The payload field is responsible for carrying all the relevant information and this could be like an image file, this could be an XML file at JSON file.
So, what happens is the client sends the publish packet to the broker and the broker would find out who subscribed to it and then sends the same packet to multiple clients so we have this kind of amplification. So, a single message can be produced to multiple messages so multiple clients can receive the same message, and then the publish pack is acknowledged with a so-called puback packet, or if you have a quality of service flow we have more packets here.
So, if a client wants to receive data from a broker it sends a subscribe packet. A subscribe packet is a very simple packet, a client decides to send pairs based on a so-called topic filter and on the quality of service it wants to receive messages on.

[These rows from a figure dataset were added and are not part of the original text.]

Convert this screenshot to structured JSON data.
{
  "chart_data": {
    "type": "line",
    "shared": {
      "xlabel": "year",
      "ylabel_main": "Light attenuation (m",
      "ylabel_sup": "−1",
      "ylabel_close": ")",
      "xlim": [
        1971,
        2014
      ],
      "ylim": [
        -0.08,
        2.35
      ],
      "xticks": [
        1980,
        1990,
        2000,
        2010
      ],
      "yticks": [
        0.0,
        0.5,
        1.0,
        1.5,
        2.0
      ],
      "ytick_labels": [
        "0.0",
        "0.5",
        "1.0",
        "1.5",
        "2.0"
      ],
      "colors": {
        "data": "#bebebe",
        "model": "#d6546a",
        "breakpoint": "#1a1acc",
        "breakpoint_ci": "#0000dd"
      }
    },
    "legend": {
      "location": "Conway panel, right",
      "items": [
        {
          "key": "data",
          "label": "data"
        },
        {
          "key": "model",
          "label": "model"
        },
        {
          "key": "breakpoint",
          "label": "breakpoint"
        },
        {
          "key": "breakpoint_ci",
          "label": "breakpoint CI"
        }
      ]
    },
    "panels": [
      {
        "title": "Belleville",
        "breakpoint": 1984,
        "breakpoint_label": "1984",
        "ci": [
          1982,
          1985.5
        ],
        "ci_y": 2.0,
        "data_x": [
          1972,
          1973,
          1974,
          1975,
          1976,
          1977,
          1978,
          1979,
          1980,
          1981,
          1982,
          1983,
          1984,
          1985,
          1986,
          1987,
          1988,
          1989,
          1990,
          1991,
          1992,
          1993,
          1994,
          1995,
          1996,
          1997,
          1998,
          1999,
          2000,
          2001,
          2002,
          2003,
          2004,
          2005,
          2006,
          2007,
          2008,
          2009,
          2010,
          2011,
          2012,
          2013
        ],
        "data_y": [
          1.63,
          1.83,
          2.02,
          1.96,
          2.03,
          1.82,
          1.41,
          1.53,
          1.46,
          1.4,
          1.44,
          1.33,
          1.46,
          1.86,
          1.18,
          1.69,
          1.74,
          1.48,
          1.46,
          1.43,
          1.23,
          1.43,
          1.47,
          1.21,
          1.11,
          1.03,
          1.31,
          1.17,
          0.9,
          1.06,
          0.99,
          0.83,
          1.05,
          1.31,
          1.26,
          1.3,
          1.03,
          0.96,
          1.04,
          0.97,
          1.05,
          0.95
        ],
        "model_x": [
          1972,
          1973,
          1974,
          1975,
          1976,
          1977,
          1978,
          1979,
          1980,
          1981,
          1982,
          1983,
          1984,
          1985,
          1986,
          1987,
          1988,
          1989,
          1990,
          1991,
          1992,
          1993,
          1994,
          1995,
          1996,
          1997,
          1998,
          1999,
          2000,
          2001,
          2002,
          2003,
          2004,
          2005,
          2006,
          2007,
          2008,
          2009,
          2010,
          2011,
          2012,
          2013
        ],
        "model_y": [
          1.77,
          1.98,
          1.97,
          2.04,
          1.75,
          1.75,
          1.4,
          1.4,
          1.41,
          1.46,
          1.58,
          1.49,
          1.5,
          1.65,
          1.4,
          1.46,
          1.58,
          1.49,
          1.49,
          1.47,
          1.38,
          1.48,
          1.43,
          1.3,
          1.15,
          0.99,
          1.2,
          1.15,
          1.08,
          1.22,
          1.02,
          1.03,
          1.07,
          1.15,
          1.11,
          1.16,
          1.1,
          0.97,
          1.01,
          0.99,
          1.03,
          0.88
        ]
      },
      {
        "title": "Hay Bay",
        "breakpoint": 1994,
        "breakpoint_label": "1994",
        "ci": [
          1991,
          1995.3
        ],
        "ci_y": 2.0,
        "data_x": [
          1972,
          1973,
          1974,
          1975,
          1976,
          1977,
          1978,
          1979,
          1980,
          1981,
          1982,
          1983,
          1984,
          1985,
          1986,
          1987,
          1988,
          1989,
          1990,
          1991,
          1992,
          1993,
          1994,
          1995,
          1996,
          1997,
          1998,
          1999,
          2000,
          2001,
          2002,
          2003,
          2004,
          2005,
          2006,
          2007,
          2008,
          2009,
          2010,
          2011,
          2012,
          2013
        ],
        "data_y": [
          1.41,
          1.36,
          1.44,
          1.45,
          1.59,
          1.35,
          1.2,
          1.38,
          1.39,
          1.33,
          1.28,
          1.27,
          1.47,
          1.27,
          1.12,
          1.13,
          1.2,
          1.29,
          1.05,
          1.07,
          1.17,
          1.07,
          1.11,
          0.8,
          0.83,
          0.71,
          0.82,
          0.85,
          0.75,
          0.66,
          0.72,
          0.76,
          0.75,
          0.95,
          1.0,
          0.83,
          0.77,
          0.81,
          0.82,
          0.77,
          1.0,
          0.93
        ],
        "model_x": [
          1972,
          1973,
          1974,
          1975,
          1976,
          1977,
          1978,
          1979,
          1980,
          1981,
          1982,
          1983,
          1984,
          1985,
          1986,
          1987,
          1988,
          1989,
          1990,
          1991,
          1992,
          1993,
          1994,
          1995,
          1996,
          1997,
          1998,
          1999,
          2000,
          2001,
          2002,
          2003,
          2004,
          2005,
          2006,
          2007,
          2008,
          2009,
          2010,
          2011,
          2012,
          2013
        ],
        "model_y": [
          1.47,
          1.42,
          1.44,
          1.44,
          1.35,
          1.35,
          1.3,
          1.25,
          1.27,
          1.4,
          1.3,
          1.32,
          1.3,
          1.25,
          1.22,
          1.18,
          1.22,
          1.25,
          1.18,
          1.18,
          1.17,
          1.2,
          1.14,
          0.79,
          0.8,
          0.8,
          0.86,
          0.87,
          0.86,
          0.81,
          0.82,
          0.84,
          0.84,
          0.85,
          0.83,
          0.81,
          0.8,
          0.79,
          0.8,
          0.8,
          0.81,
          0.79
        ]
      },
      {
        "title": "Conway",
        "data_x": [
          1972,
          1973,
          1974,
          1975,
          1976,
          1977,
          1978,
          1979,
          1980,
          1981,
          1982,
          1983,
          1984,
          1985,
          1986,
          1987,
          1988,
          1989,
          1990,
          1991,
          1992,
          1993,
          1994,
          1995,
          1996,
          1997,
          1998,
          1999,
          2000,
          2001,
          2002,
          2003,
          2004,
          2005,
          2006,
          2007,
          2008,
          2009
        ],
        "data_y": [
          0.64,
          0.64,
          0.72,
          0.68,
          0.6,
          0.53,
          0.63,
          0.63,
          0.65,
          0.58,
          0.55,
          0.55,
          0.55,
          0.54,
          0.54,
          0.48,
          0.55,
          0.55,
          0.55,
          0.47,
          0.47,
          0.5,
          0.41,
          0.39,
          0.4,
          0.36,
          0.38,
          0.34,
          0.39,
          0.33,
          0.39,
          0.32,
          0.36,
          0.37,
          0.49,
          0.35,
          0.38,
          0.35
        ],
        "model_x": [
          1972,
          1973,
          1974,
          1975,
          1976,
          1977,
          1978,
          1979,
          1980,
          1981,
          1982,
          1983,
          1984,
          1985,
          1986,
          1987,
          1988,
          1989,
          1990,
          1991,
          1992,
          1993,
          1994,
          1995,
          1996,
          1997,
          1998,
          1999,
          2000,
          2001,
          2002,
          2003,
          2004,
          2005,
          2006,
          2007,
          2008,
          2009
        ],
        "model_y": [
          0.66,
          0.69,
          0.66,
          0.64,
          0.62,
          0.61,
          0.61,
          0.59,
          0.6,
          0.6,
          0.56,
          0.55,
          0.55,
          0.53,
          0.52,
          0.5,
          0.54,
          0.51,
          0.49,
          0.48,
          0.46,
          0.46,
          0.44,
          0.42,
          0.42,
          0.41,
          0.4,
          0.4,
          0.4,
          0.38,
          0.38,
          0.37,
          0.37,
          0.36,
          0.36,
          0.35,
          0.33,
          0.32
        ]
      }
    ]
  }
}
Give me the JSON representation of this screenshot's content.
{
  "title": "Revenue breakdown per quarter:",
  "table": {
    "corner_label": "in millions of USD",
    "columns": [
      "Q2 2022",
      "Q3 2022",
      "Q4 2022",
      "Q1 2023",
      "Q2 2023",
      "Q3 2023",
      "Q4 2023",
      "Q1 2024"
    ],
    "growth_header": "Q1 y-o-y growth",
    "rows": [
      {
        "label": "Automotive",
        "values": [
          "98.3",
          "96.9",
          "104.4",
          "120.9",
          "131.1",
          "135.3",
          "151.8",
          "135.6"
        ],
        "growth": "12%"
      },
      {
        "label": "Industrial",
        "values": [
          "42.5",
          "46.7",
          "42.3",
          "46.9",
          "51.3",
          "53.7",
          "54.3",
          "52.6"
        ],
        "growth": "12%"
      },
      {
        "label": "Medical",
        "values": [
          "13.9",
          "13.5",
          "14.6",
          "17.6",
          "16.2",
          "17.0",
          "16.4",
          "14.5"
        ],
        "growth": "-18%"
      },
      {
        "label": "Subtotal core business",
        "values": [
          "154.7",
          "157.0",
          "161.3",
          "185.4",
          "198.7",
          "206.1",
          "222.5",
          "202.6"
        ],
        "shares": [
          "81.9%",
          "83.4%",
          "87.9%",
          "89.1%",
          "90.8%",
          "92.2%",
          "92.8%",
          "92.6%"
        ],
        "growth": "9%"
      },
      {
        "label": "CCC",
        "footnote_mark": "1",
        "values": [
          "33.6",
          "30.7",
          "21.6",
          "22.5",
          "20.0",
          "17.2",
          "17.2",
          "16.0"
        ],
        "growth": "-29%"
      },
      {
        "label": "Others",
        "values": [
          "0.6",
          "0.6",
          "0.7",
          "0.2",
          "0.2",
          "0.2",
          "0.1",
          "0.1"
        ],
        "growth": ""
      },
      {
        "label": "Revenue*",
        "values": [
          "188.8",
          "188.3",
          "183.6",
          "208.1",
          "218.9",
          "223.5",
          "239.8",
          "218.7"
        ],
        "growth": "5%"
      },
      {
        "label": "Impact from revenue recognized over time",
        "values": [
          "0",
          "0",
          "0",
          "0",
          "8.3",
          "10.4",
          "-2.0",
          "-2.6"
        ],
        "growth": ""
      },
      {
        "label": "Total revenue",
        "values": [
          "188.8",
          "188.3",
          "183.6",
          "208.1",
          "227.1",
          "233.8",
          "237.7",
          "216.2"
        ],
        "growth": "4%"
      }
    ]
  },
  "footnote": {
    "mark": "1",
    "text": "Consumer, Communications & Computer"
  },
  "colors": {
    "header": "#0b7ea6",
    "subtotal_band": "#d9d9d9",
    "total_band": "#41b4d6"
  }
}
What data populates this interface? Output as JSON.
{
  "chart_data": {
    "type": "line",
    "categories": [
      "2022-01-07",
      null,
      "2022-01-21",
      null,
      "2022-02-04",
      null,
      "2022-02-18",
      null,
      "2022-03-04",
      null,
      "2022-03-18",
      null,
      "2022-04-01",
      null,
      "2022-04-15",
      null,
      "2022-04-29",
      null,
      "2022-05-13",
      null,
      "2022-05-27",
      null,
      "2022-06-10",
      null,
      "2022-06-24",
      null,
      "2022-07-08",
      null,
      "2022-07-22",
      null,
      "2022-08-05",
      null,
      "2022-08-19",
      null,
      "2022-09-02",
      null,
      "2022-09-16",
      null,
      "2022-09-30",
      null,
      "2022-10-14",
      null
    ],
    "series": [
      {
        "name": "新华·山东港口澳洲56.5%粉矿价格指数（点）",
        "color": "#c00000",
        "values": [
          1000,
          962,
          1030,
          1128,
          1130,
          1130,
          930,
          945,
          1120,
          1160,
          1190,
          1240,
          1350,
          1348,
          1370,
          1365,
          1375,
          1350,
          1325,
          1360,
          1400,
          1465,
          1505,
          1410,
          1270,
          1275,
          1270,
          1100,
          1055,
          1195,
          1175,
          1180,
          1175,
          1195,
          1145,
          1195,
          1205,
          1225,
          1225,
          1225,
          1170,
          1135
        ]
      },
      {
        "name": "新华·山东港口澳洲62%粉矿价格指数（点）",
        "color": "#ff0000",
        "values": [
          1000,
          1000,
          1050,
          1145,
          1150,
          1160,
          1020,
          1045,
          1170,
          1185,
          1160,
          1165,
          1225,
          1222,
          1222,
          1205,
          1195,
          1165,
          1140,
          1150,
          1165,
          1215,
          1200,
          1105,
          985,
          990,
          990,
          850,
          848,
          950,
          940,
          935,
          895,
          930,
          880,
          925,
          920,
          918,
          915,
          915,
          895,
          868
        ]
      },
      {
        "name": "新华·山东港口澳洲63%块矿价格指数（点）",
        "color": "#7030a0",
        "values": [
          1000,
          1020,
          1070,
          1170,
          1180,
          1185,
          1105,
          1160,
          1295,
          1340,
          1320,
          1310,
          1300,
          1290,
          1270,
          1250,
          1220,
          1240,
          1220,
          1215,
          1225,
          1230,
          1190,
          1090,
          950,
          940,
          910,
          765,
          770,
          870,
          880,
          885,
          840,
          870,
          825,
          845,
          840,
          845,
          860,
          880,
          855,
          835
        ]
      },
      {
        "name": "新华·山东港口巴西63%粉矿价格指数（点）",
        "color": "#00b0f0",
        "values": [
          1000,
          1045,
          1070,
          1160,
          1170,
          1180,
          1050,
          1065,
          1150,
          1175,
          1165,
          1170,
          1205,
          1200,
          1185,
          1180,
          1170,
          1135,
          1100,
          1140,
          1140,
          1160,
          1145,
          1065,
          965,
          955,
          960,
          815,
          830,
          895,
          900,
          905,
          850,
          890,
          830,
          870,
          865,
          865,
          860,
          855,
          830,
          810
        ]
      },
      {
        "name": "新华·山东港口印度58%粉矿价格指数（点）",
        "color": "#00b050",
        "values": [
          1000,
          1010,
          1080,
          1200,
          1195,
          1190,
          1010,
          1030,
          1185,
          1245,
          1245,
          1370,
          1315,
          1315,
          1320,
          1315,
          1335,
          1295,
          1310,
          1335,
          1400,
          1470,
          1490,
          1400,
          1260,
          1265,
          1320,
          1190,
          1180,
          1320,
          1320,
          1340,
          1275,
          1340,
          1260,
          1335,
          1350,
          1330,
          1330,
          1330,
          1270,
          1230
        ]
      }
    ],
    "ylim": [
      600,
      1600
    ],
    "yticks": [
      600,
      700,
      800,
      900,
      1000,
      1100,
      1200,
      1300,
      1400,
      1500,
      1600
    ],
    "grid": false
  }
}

A single subscribe packet can carry multiple of these pairs so you can carry multiple subscriptions into a single subscribe packet.
when we talk about MQTT we usually have thousands or even millions of topics which is very unique here.
and then we have the suback packet which comes back from the broker and the suback basically tells the client if the subscription was granted or not so based on other things like the permissions and so on.
The last important packet is the so-called unsubscribe packet and the unsubscribe package is used if you don’t want to receive a data stream anymore from your broker. You will send a packet with multiple topics to which you want to unsubscribe to and then the broker acknowledges the packet with an unsuback.
So, we have three important packet flows, we have the publish packet, subscribe packet, and the unsubscribe packet, and publishing is for producing data, subscribing is for receiving data streams and you receive a message, the message stream for these topics as soon as the broker sends you this suback and with unsubscribe, if you don’t want to participate in a message stream anymore, you can unsubscribe and the broker stops sending you messages again.